Marek Hudon (Solvay) sur le rapport de Fairfin: “Il est impossible pour les banques de tout contrôler mais l’effort est nécessaire”

Sebastien Buron
Sebastien Buron Journaliste Trends-Tendances

Le professeur de finance durable et d’éthique des affaires à Solvay commente le rapport de Fairfin qui épingle plusieurs grandes banques du Vieux Continent pour avoir accordé des dizaines de milliards de financement à des entreprises qui vendent des armes à Israël. 

Selon l’ONG flamande Fairfin et 11.11.11, une vingtaine de banques européennes telles que Deutsche Bank ou Santander, ainsi que La Banque européenne d’investissement (BEI), auraient accordé ces dernières années un total de 60 milliards d’euros de financement à six entreprises qui fournissent des armes à Israël : Boeing, General Dynamics, Leonardo, Lockheed Martin, RTX et Rolls-Royce. 

“Irresponsable”, juge Fairfin qui pointe notamment le cas de BNP Paribas, la maison mère de BNP Paribas Fortis, dont l’État belge est actionnaire, et qui arrive en tête de liste. Depuis 2021, le groupe bancaire français aurait accordé plus de cinq milliards d’euros de financement (prêts bancaires, émissions obligataires, etc.) à des entreprises fournissant des armes à l’Etat hébreu. 

En tant que professeur de finance durable et d’éthique des affaires à Solvay, que vous inspire ce nouveau rapport de Fairfin ?

La thématique abordée par le rapport n’est pas complètement nouvelle. La finance éthique s’est construite en réaction à des projets controversés d’un point de vue sociétal.

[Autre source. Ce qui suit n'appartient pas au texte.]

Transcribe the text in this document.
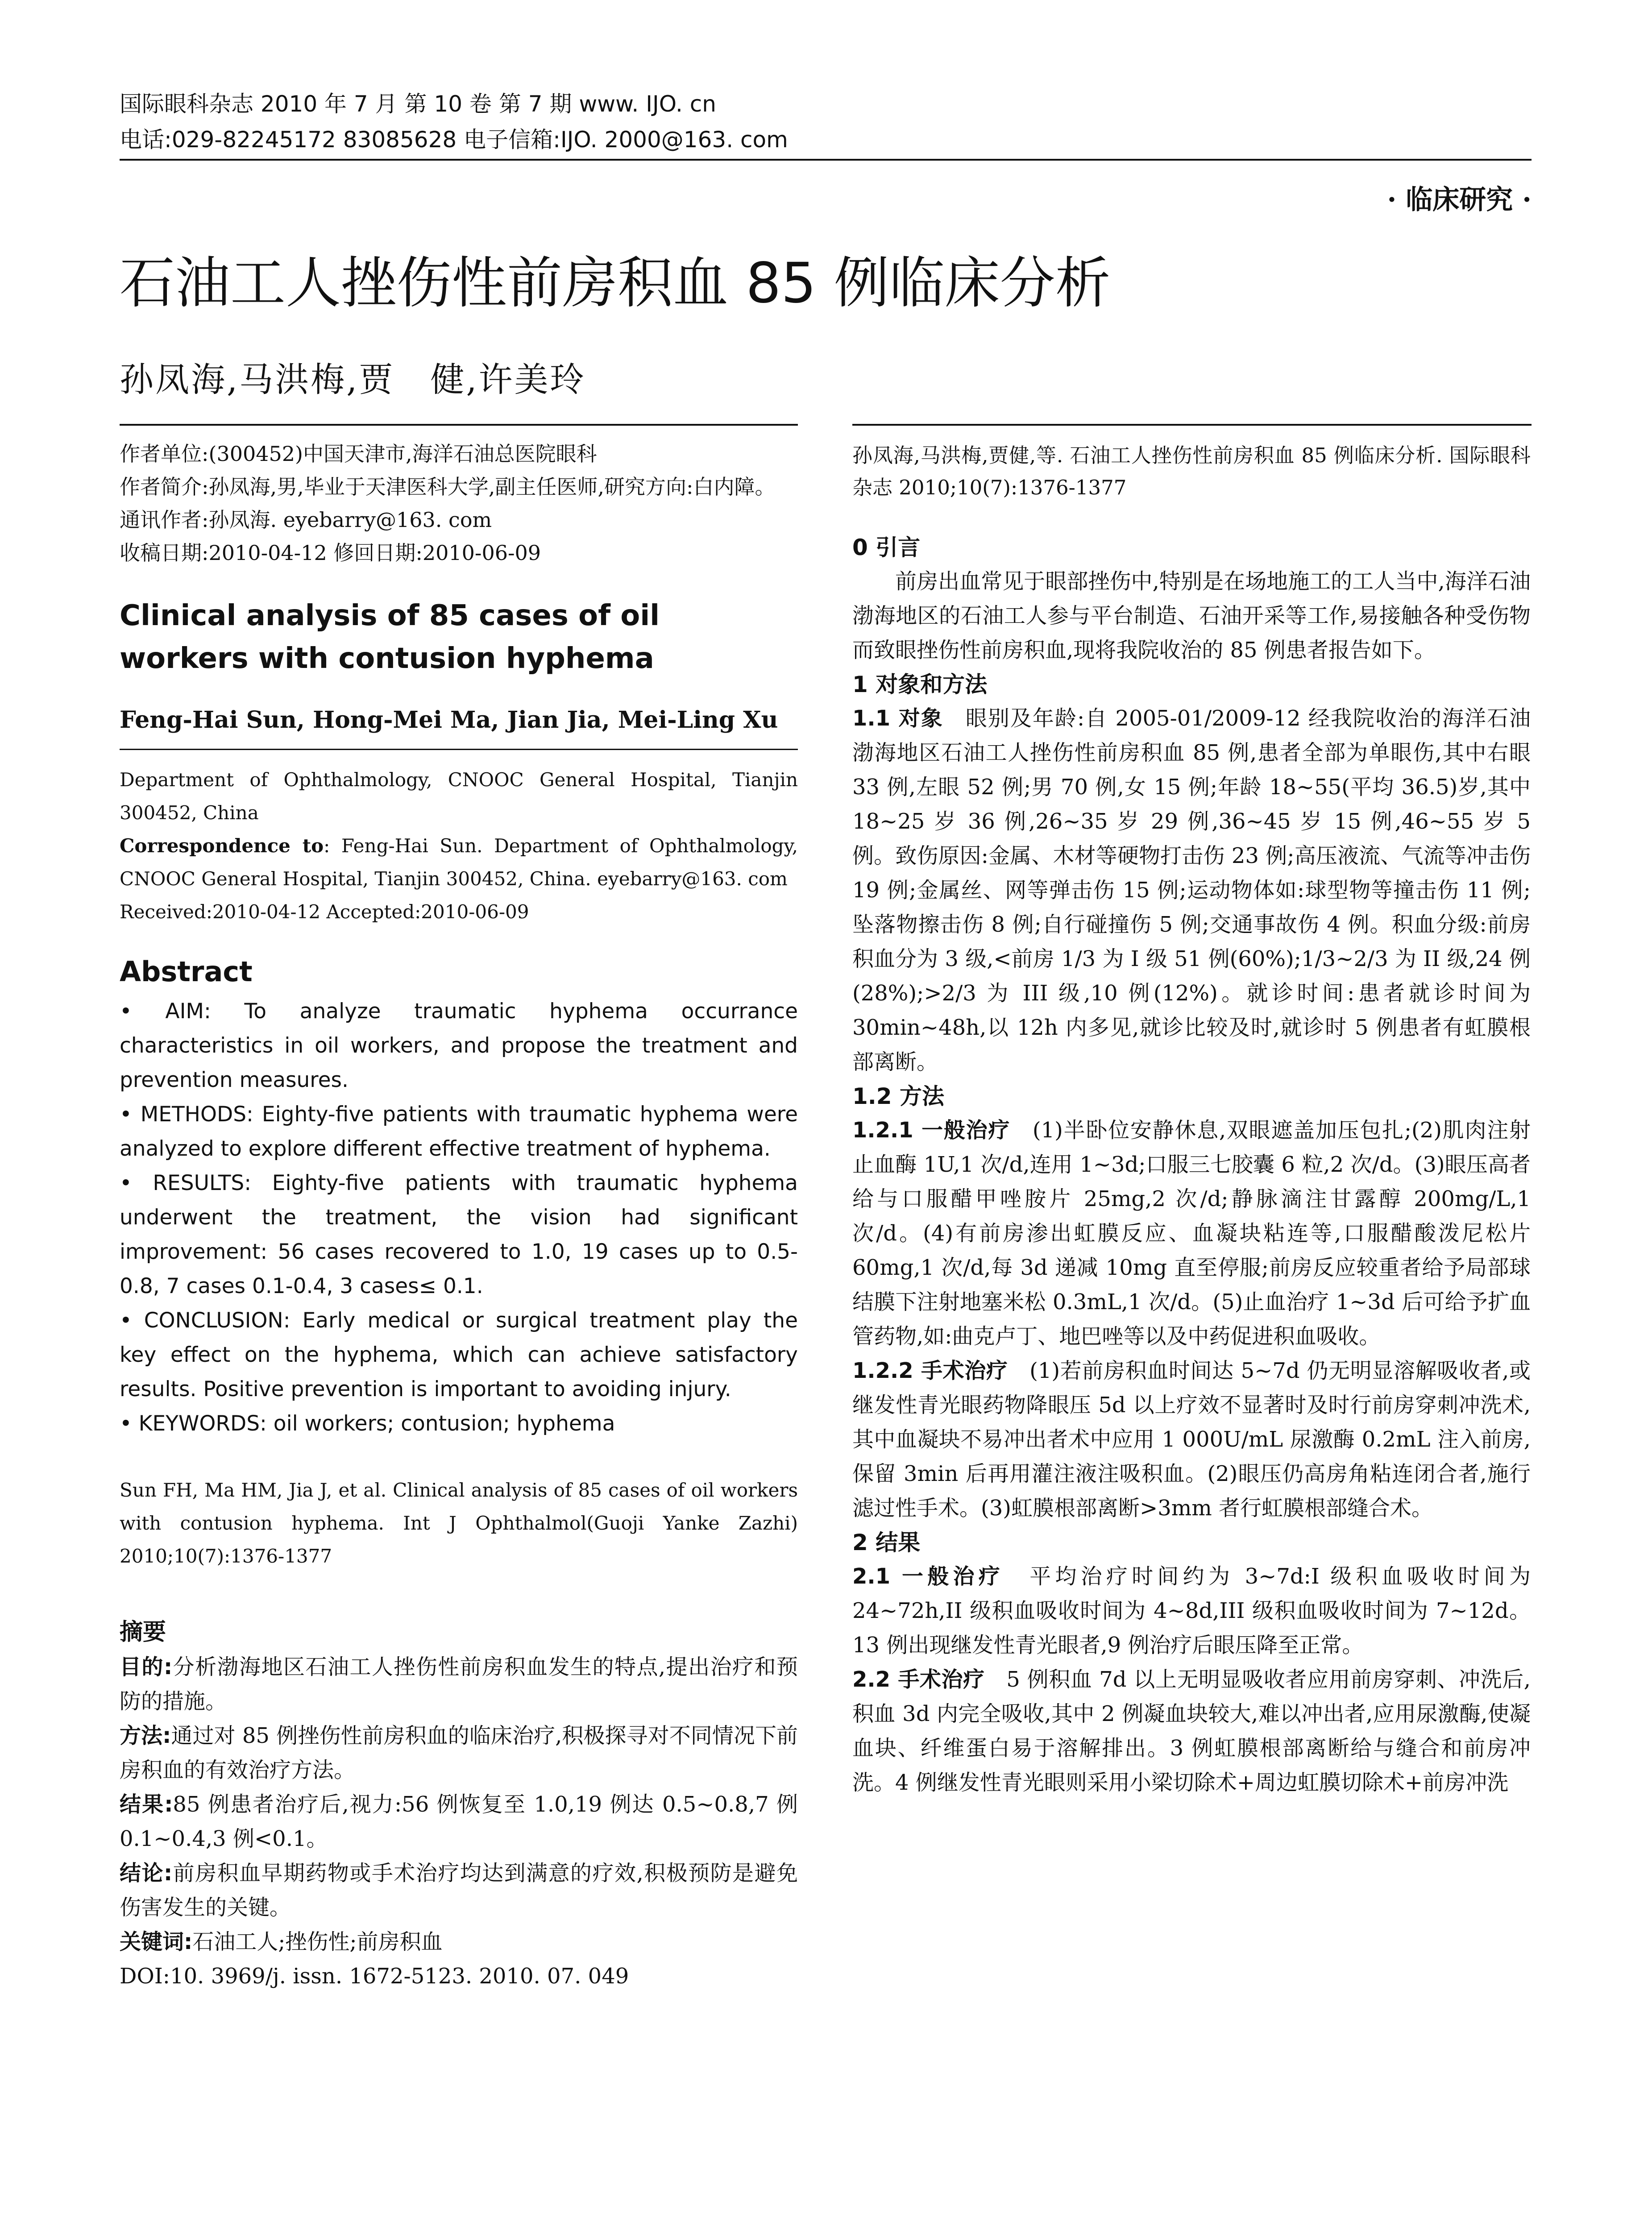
国际眼科杂志 2010 年 7 月 第 10 卷 第 7 期 www. IJO. cn
电话:029-82245172 83085628 电子信箱:IJO. 2000@163. com
· 临床研究 ·
石油工人挫伤性前房积血 85 例临床分析
孙凤海,马洪梅,贾　健,许美玲

作者单位:(300452)中国天津市,海洋石油总医院眼科

作者简介:孙凤海,男,毕业于天津医科大学,副主任医师,研究方向:白内障。

通讯作者:孙凤海. eyebarry@163. com

收稿日期:2010-04-12 修回日期:2010-06-09

Clinical analysis of 85 cases of oil workers with contusion hyphema
Feng-Hai Sun, Hong-Mei Ma, Jian Jia, Mei-Ling Xu

Department of Ophthalmology, CNOOC General Hospital, Tianjin 300452, China

Correspondence to: Feng-Hai Sun. Department of Ophthalmology, CNOOC General Hospital, Tianjin 300452, China. eyebarry@163. com

Received:2010-04-12 Accepted:2010-06-09

Abstract

• AIM: To analyze traumatic hyphema occurrance characteristics in oil workers, and propose the treatment and prevention measures.

• METHODS: Eighty-five patients with traumatic hyphema were analyzed to explore different effective treatment of hyphema.

• RESULTS: Eighty-five patients with traumatic hyphema underwent the treatment, the vision had significant improvement: 56 cases recovered to 1.0, 19 cases up to 0.5-0.8, 7 cases 0.1-0.4, 3 cases≤ 0.1.

• CONCLUSION: Early medical or surgical treatment play the key effect on the hyphema, which can achieve satisfactory results. Positive prevention is important to avoiding injury.

• KEYWORDS: oil workers; contusion; hyphema

Sun FH, Ma HM, Jia J, et al. Clinical analysis of 85 cases of oil workers with contusion hyphema. Int J Ophthalmol(Guoji Yanke Zazhi) 2010;10(7):1376-1377

摘要

目的:分析渤海地区石油工人挫伤性前房积血发生的特点,提出治疗和预防的措施。

方法:通过对 85 例挫伤性前房积血的临床治疗,积极探寻对不同情况下前房积血的有效治疗方法。

结果:85 例患者治疗后,视力:56 例恢复至 1.0,19 例达 0.5~0.8,7 例 0.1~0.4,3 例<0.1。

结论:前房积血早期药物或手术治疗均达到满意的疗效,积极预防是避免伤害发生的关键。

关键词:石油工人;挫伤性;前房积血

DOI:10. 3969/j. issn. 1672-5123. 2010. 07. 049

孙凤海,马洪梅,贾健,等. 石油工人挫伤性前房积血 85 例临床分析. 国际眼科杂志 2010;10(7):1376-1377

0 引言

前房出血常见于眼部挫伤中,特别是在场地施工的工人当中,海洋石油渤海地区的石油工人参与平台制造、石油开采等工作,易接触各种受伤物而致眼挫伤性前房积血,现将我院收治的 85 例患者报告如下。

1 对象和方法

1.1 对象　眼别及年龄:自 2005-01/2009-12 经我院收治的海洋石油渤海地区石油工人挫伤性前房积血 85 例,患者全部为单眼伤,其中右眼 33 例,左眼 52 例;男 70 例,女 15 例;年龄 18~55(平均 36.5)岁,其中 18~25 岁 36 例,26~35 岁 29 例,36~45 岁 15 例,46~55 岁 5 例。致伤原因:金属、木材等硬物打击伤 23 例;高压液流、气流等冲击伤 19 例;金属丝、网等弹击伤 15 例;运动物体如:球型物等撞击伤 11 例;坠落物擦击伤 8 例;自行碰撞伤 5 例;交通事故伤 4 例。积血分级:前房积血分为 3 级,<前房 1/3 为 I 级 51 例(60%);1/3~2/3 为 II 级,24 例(28%);>2/3 为 III 级,10 例(12%)。就诊时间:患者就诊时间为 30min~48h,以 12h 内多见,就诊比较及时,就诊时 5 例患者有虹膜根部离断。

1.2 方法

1.2.1 一般治疗　(1)半卧位安静休息,双眼遮盖加压包扎;(2)肌肉注射止血酶 1U,1 次/d,连用 1~3d;口服三七胶囊 6 粒,2 次/d。(3)眼压高者给与口服醋甲唑胺片 25mg,2 次/d;静脉滴注甘露醇 200mg/L,1 次/d。(4)有前房渗出虹膜反应、血凝块粘连等,口服醋酸泼尼松片 60mg,1 次/d,每 3d 递减 10mg 直至停服;前房反应较重者给予局部球结膜下注射地塞米松 0.3mL,1 次/d。(5)止血治疗 1~3d 后可给予扩血管药物,如:曲克卢丁、地巴唑等以及中药促进积血吸收。

1.2.2 手术治疗　(1)若前房积血时间达 5~7d 仍无明显溶解吸收者,或继发性青光眼药物降眼压 5d 以上疗效不显著时及时行前房穿刺冲洗术,其中血凝块不易冲出者术中应用 1 000U/mL 尿激酶 0.2mL 注入前房,保留 3min 后再用灌注液注吸积血。(2)眼压仍高房角粘连闭合者,施行滤过性手术。(3)虹膜根部离断>3mm 者行虹膜根部缝合术。

2 结果

2.1 一般治疗　平均治疗时间约为 3~7d:I 级积血吸收时间为 24~72h,II 级积血吸收时间为 4~8d,III 级积血吸收时间为 7~12d。13 例出现继发性青光眼者,9 例治疗后眼压降至正常。

2.2 手术治疗　5 例积血 7d 以上无明显吸收者应用前房穿刺、冲洗后,积血 3d 内完全吸收,其中 2 例凝血块较大,难以冲出者,应用尿激酶,使凝血块、纤维蛋白易于溶解排出。3 例虹膜根部离断给与缝合和前房冲洗。4 例继发性青光眼则采用小梁切除术+周边虹膜切除术+前房冲洗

Un des tournants a notamment été le financement d’activités en Afrique du Sud pendant la période de l’apartheid.

Mais encore…

C’est depuis cette époque de l’apartheid en Afrique du Sud que s’est développé un mouvement d’analyse des politiques d’investissement des institutions financières sur des thématiques liées au respect des droits humains. Et plus récemment, avec la montée en puissance de la finance durable, sur les questions environnementales, et en particulier climatiques.

Et maintenant donc aussi sur la question du conflit israélo-palestinien ? 

Effectivement, c’est dans ce cadre-là que prennent place les analyses de FairFin en collaboration avec la coupole d’ONG 11.11.11, qui n’est donc pas une plateforme financière. Ce qui indique clairement le caractère éminemment politique de la question soulevée par le rapport de Fairfin, outre celle des colonies en Palestine.

Derrière tout cela se pose aujourd’hui aussi la question très actuelle du financement de l’industrie de la défense à l’heure de la guerre en Ukraine ?

Oui, mais derrière cette question d’actualité, il y a des réalités et des finalités différentes. Entre le financement de moyens de protection pour la police locale et le financement d’entreprises de pays étrangers actives dans le secteur de l’armement qui interviennent dans des conflits internationaux, ce n’est pas la même chose.

Et donc ?

Il est bien évidemment impossible pour les banques de sortir complètement de tout, de tout contrôler. Mais l’effort de contrôle n’en est pas moins nécessaire. Certains secteurs sont intrinsèquement plus sensibles que d’autres et méritent une attention particulière. C’est pour cela qu’il faut être bien prudent et que les processus de licence d’armes sont indispensables.